Manju, a 14-year-old girl from Dolakha, is just one of the children attending a Plan-rebuilt school. 

“Our new school will have a computer lab, library and will support children with disabilities. The school is also bigger with more outside space. In case there is another earthquake, we will have somewhere safe to go, so that all of the students can remain together,” Manju said.

“Five of the Australian-built schools are special schools for children who are deaf or intellectually disabled that go beyond education, to have a focus on ensuring children are active participants in their communities,” Plan International Australia CEO Ian Wishart added. 

“Our deaf school in Dolhaka is educating the community in Nepalese sign language so the children can communicate with people in their villages to reduce social isolation.”

The Building Back Safer Schools for All program also provides teaching materials for children and teachers, water and sanitation facilities in schools and counselling for children and their parents suffering from ongoing emotional trauma from the disaster.

The schools are just one part of Plan’s response in Nepal. In the immediate aftermath of the disaster, Plan Australia invested $581,000(AUD) to protect children and their families with community safe spaces, mobile support teams, and information booths for 44,000 Nepalese people, including 27,000 children.

To help with the emergency response, Plan Australia partnered with ethical travel organisation, Intrepid.

James Thornton, Chief Executive of the Intrepid Group and Chair of The Intrepid Foundation said they were ‘overwhelmed by the response’ for their Namaste Nepal appeal, which raised $400,00 for Plan’s emergency response.

 “Tourism is Nepal’s largest industry and without visitors many Nepalese families in hard-hit rural communities found it difficult to earn a living. To get travellers to return quickly, Intrepid gave all profits from our trips to Nepal that year back to Nepal,” Mr Thornton said. “The Namaste Nepal initiative was a true partnership between Intrepid and Plan that meant every trekker that visited Nepal truly contributed to the country’s rebuilding effort.”

Plan International’s Nepal Country Director, Sven Coppens, urges donors and governments to remember the rebuild is far from over.  

“The affected areas are, geographically, very difficult environments to work in. Building schools is not just about providing permanent structures, it is about building an overall culture of safety and preparedness, and ensuring community ownership of these schools. We cannot prevent natural disasters, but we can try to mitigate risk as much as possible. Our aim is to help communities make Nepal disaster-proof.

“Plan International is committed to Nepal for the long term. We will continue supporting communities to ensure that families have access to permanent homes, jobs are readily available and girls and boys – including those with a disability – are able to study in permanent, disaster-resilient schools.”
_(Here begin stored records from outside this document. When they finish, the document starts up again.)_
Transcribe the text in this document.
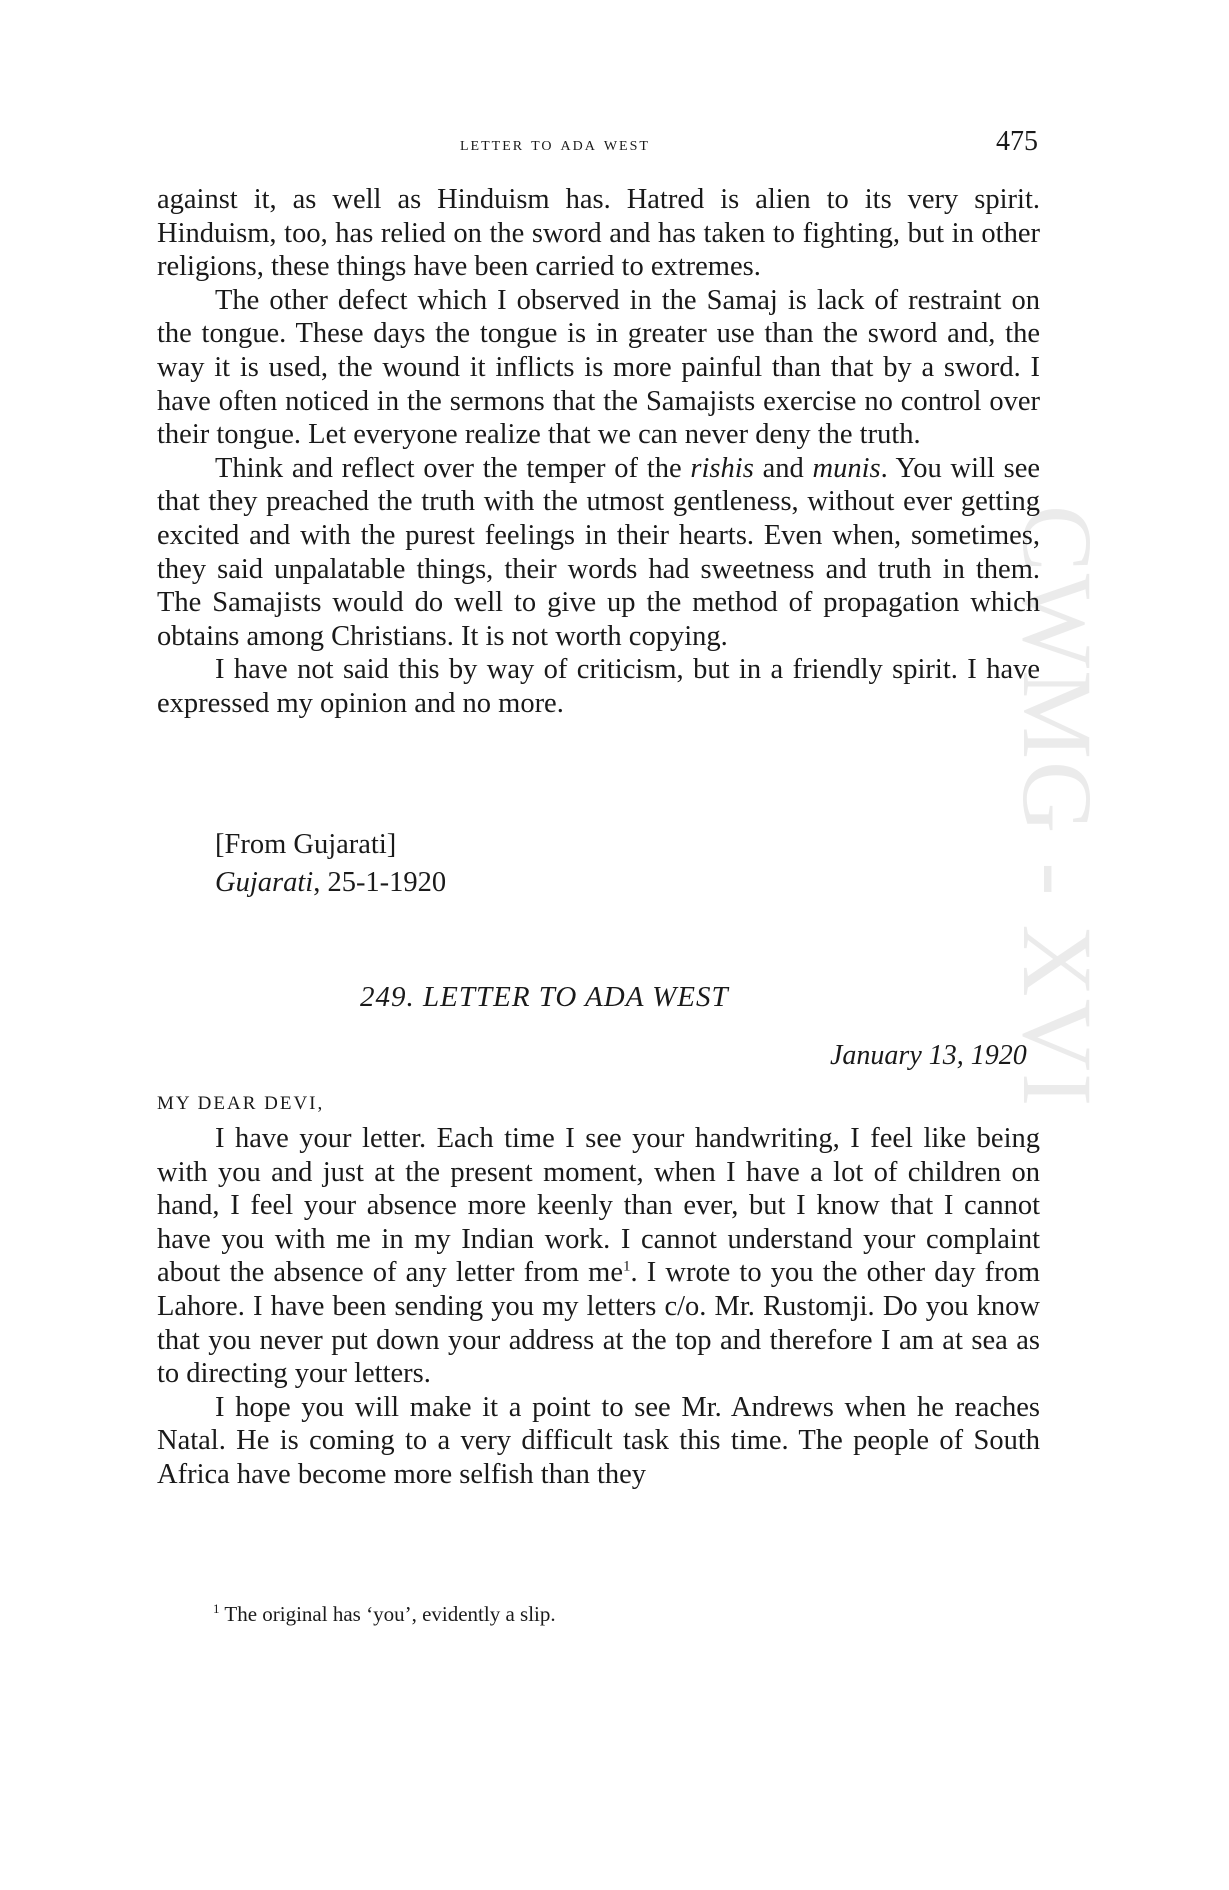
CWMG - XVI
letter to ada west	475

against it, as well as Hinduism has. Hatred is alien to its very spirit. Hinduism, too, has relied on the sword and has taken to fighting, but in other religions, these things have been carried to extremes.

The other defect which I observed in the Samaj is lack of restraint on the tongue. These days the tongue is in greater use than the sword and, the way it is used, the wound it inflicts is more painful than that by a sword. I have often noticed in the sermons that the Samajists exercise no control over their tongue. Let everyone realize that we can never deny the truth.

Think and reflect over the temper of the rishis and munis. You will see that they preached the truth with the utmost gentleness, without ever getting excited and with the purest feelings in their hearts. Even when, sometimes, they said unpalatable things, their words had sweetness and truth in them. The Samajists would do well to give up the method of propagation which obtains among Christians. It is not worth copying.

I have not said this by way of criticism, but in a friendly spirit. I have expressed my opinion and no more.

[From Gujarati]
Gujarati, 25-1-1920
249. LETTER TO ADA WEST
January 13, 1920
MY DEAR DEVI,

I have your letter. Each time I see your handwriting, I feel like being with you and just at the present moment, when I have a lot of children on hand, I feel your absence more keenly than ever, but I know that I cannot have you with me in my Indian work. I cannot understand your complaint about the absence of any letter from $me^1$. I wrote to you the other day from Lahore. I have been sending you my letters c/o. Mr. Rustomji. Do you know that you never put down your address at the top and therefore I am at sea as to directing your letters.

I hope you will make it a point to see Mr. Andrews when he reaches Natal. He is coming to a very difficult task this time. The people of South Africa have become more selfish than they

$^1$ The original has ‘you’, evidently a slip.
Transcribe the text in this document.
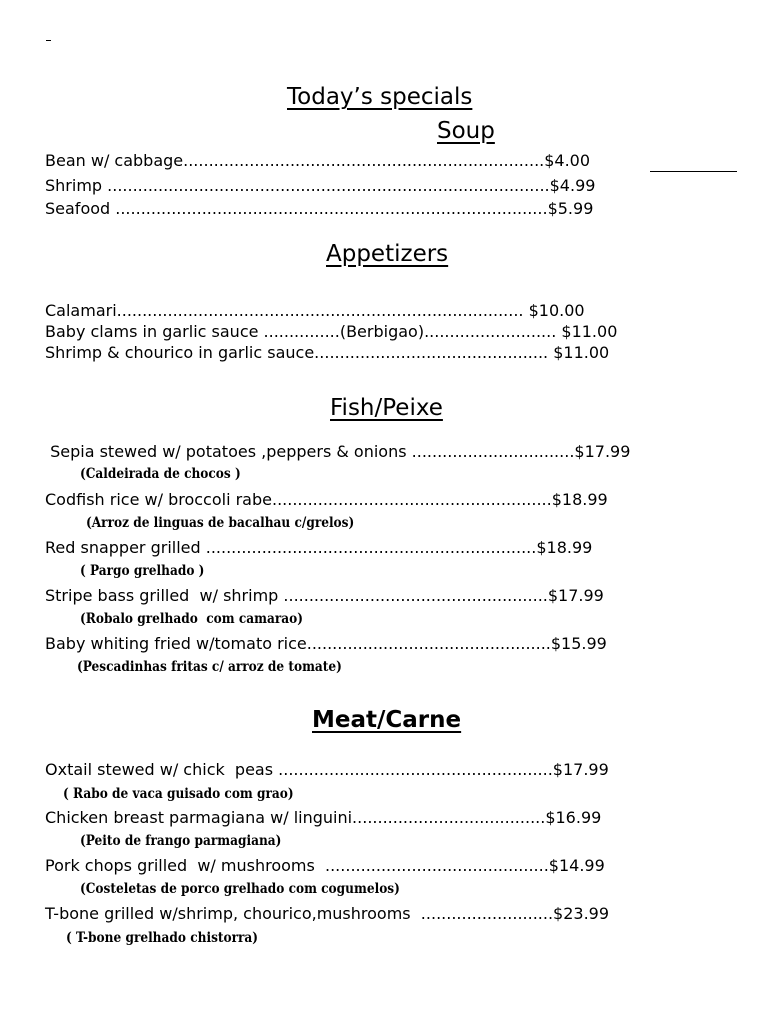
Today’s specials
Soup
Bean w/ cabbage.......................................................................$4.00
Shrimp .......................................................................................$4.99
Seafood .....................................................................................$5.99
Appetizers
Calamari................................................................................ $10.00
Baby clams in garlic sauce ...............(Berbigao).......................... $11.00
Shrimp & chourico in garlic sauce.............................................. $11.00
Fish/Peixe
Sepia stewed w/ potatoes ,peppers & onions ................................$17.99
(Caldeirada de chocos )
Codfish rice w/ broccoli rabe.......................................................$18.99
(Arroz de linguas de bacalhau c/grelos)
Red snapper grilled .................................................................$18.99
( Pargo grelhado )
Stripe bass grilled  w/ shrimp ....................................................$17.99
(Robalo grelhado  com camarao)
Baby whiting fried w/tomato rice................................................$15.99
(Pescadinhas fritas c/ arroz de tomate)
Meat/Carne
Oxtail stewed w/ chick  peas ......................................................$17.99
( Rabo de vaca guisado com grao)
Chicken breast parmagiana w/ linguini......................................$16.99
(Peito de frango parmagiana)
Pork chops grilled  w/ mushrooms  ............................................$14.99
(Costeletas de porco grelhado com cogumelos)
T-bone grilled w/shrimp, chourico,mushrooms  ..........................$23.99
( T-bone grelhado chistorra)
Plan International’s Nepal response by the numbers

  • Over the last two years, Plan Nepal has raised $39.1 million (AUD) to provide support to 293,365 people, including 120,279 children who were impacted by the earthquakes.
  • 35,000 school children have regained access to inclusive quality education.
  • 190,000 people received appropriate and safe shelter tools, materials and support during the relief to recovery phase.
  • 53,304 people benefited from our emergency food security and livelihood initiatives.
  • 105,052 people benefited from water, sanitation and hygiene assistance.
  • 200,000 people regained access to essential health and nutrition care and services.
  • 102,136 children and communities were supported and educated about ways to mitigate and protect themselves from violence, abuse, and exploitation.